It’s now April, which means that many of the 2022 releases have finally hit the road in car news. Along with the high profile releases like the electric trucks from GM and Ford, or the initial releases from German automakers like BMW and Volkswagen, the Hyundai Group made their EV debut with the Kia EV6 station wagon.
The Kia EV6 is powered by the Hyundai Group’s Electric Global Modular Platform. This versatile platform will be used in a significant amount of Kia’s EV lineup going forward and in EVs from Hyundai. However, the Kia EV6 acts as a jumping-off point for the group’s electrification initiative.
The EV6’s design lends itself to a new direction for its EV lineup; there are still remnants of previous models that show up. The car keeps to the basic silhouette of the Kia brand by maintaining the tapering roofline. Yet, the famous tiger-nose grille on all of its Internal Combustion Engine cars has been all but omitted, opting instead for the industry trend of a grille-less front. Despite lacking the tiger nose, the rest of the face is still very much on brand. Thin aggressive lights outline the gentle curve of the hood and make the car easily recognizable despite the lack of a grille. The vehicle’s body is sleek and minimal, owing to the line tracing the outside of the body and door handles that run flush with the doors. The brake lights are oddly sculptural and provide an interesting contour to the rear of the car. As a whole, the car’s body is a sporty, fun addition to Kia’s lineup.
The EV6 enjoys some pretty nice automotive chops as well. The line provides a range of performance levels, with the lowest rear-wheel-drive model delivering power as little as 167 horsepower and or as much as 567 horsepower on their all-wheel-drive GT model. The EV6 also achieves acceleration times as quickly as 0-60 in 3.5 seconds. Yet, despite the performance metrics, the car was very much designed for comfortable cruising and city driving. The main reason for this is the battery range. Most EV6 models sit squarely in the mid-200 mile range segment, which isn’t nearly enough for long road trips. Although the longest EV6 model, the RWD GT, tops out at 310 miles of range which could pull its weight on the longer trips and, as a bonus, rub shoulders with the Tesla Model Y’s 330 miles of range. The car offers super fast charging capabilities in lieu of a wider battery range at lower price points.
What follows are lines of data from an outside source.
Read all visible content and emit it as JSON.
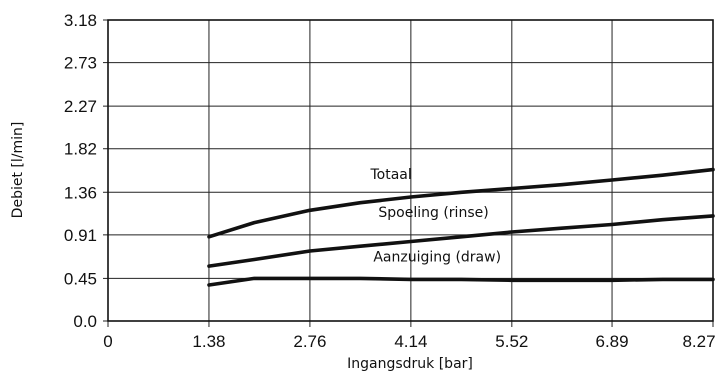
{
  "chart_data": {
    "type": "line",
    "xlabel": "Ingangsdruk [bar]",
    "ylabel": "Debiet [l/min]",
    "xlim": [
      0,
      8.27
    ],
    "ylim": [
      0,
      3.18
    ],
    "x_ticks": [
      "0",
      "1.38",
      "2.76",
      "4.14",
      "5.52",
      "6.89",
      "8.27"
    ],
    "y_ticks": [
      "0.0",
      "0.45",
      "0.91",
      "1.36",
      "1.82",
      "2.27",
      "2.73",
      "3.18"
    ],
    "grid": true,
    "series": [
      {
        "name": "Totaal",
        "x": [
          1.38,
          2.0,
          2.76,
          3.45,
          4.14,
          4.83,
          5.52,
          6.2,
          6.89,
          7.58,
          8.27
        ],
        "y": [
          0.89,
          1.04,
          1.17,
          1.25,
          1.31,
          1.36,
          1.4,
          1.44,
          1.49,
          1.54,
          1.6
        ]
      },
      {
        "name": "Spoeling (rinse)",
        "x": [
          1.38,
          2.0,
          2.76,
          3.45,
          4.14,
          4.83,
          5.52,
          6.2,
          6.89,
          7.58,
          8.27
        ],
        "y": [
          0.58,
          0.65,
          0.74,
          0.79,
          0.84,
          0.89,
          0.94,
          0.98,
          1.02,
          1.07,
          1.11
        ]
      },
      {
        "name": "Aanzuiging (draw)",
        "x": [
          1.38,
          2.0,
          2.76,
          3.45,
          4.14,
          4.83,
          5.52,
          6.2,
          6.89,
          7.58,
          8.27
        ],
        "y": [
          0.38,
          0.45,
          0.45,
          0.45,
          0.44,
          0.44,
          0.43,
          0.43,
          0.43,
          0.44,
          0.44
        ]
      }
    ]
  }
}
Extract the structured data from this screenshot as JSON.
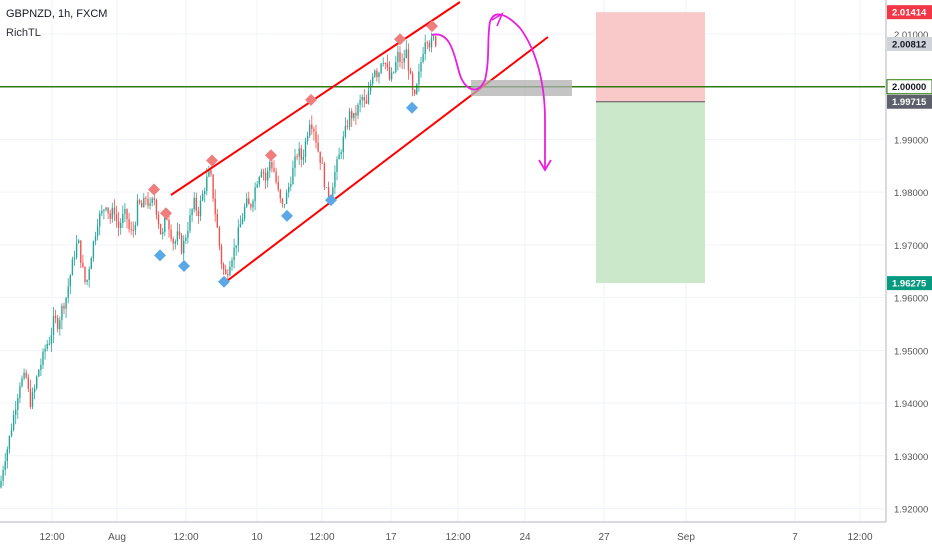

On a DC fast charging station, the car can replenish the battery from 10% to 80% in under 18 minutes and can supply about 70 miles back in less than five. Even without access to a DC fast charger, a Level 2 charger can fully charge a car in less than 7 hours.
The interior is marked by a well-curated array of knobs, buttons, and screens, a welcome relief from the extreme minimalism applied to many of the market’s emerging EVs. Both the dashboard and the infotainment system are very driver-centric. The screens face the driver’s seat, and the knobs used to control the infotainment center are positioned closer to the driver’s seat for easier access. The five-seat interior is spacious and offers plenty of room for cargo, with 24 cubic feet of storage in the trunk, which becomes 54 cubic feet when the rear seats are folded back. There is also additional storage space in the front trunk space.
The EV6 also enjoys plenty of safety features, including collision avoidance systems for pedestrians, lane changing, and oncoming traffic. In addition, it has a host of sensors and cameras to monitor blind spots, assist with parking, change lanes, and smart cruise control functions.
The Kia EV6 pricing starts at just over $42,000 for its entry-level option, with its GT version starting at just over $52,000. Overall, the car is an excellent choice for a mid-level price point electric vehicle. With this being the first release of the Hyundai Groups’ electric overhaul, it will be interesting to see what they do next.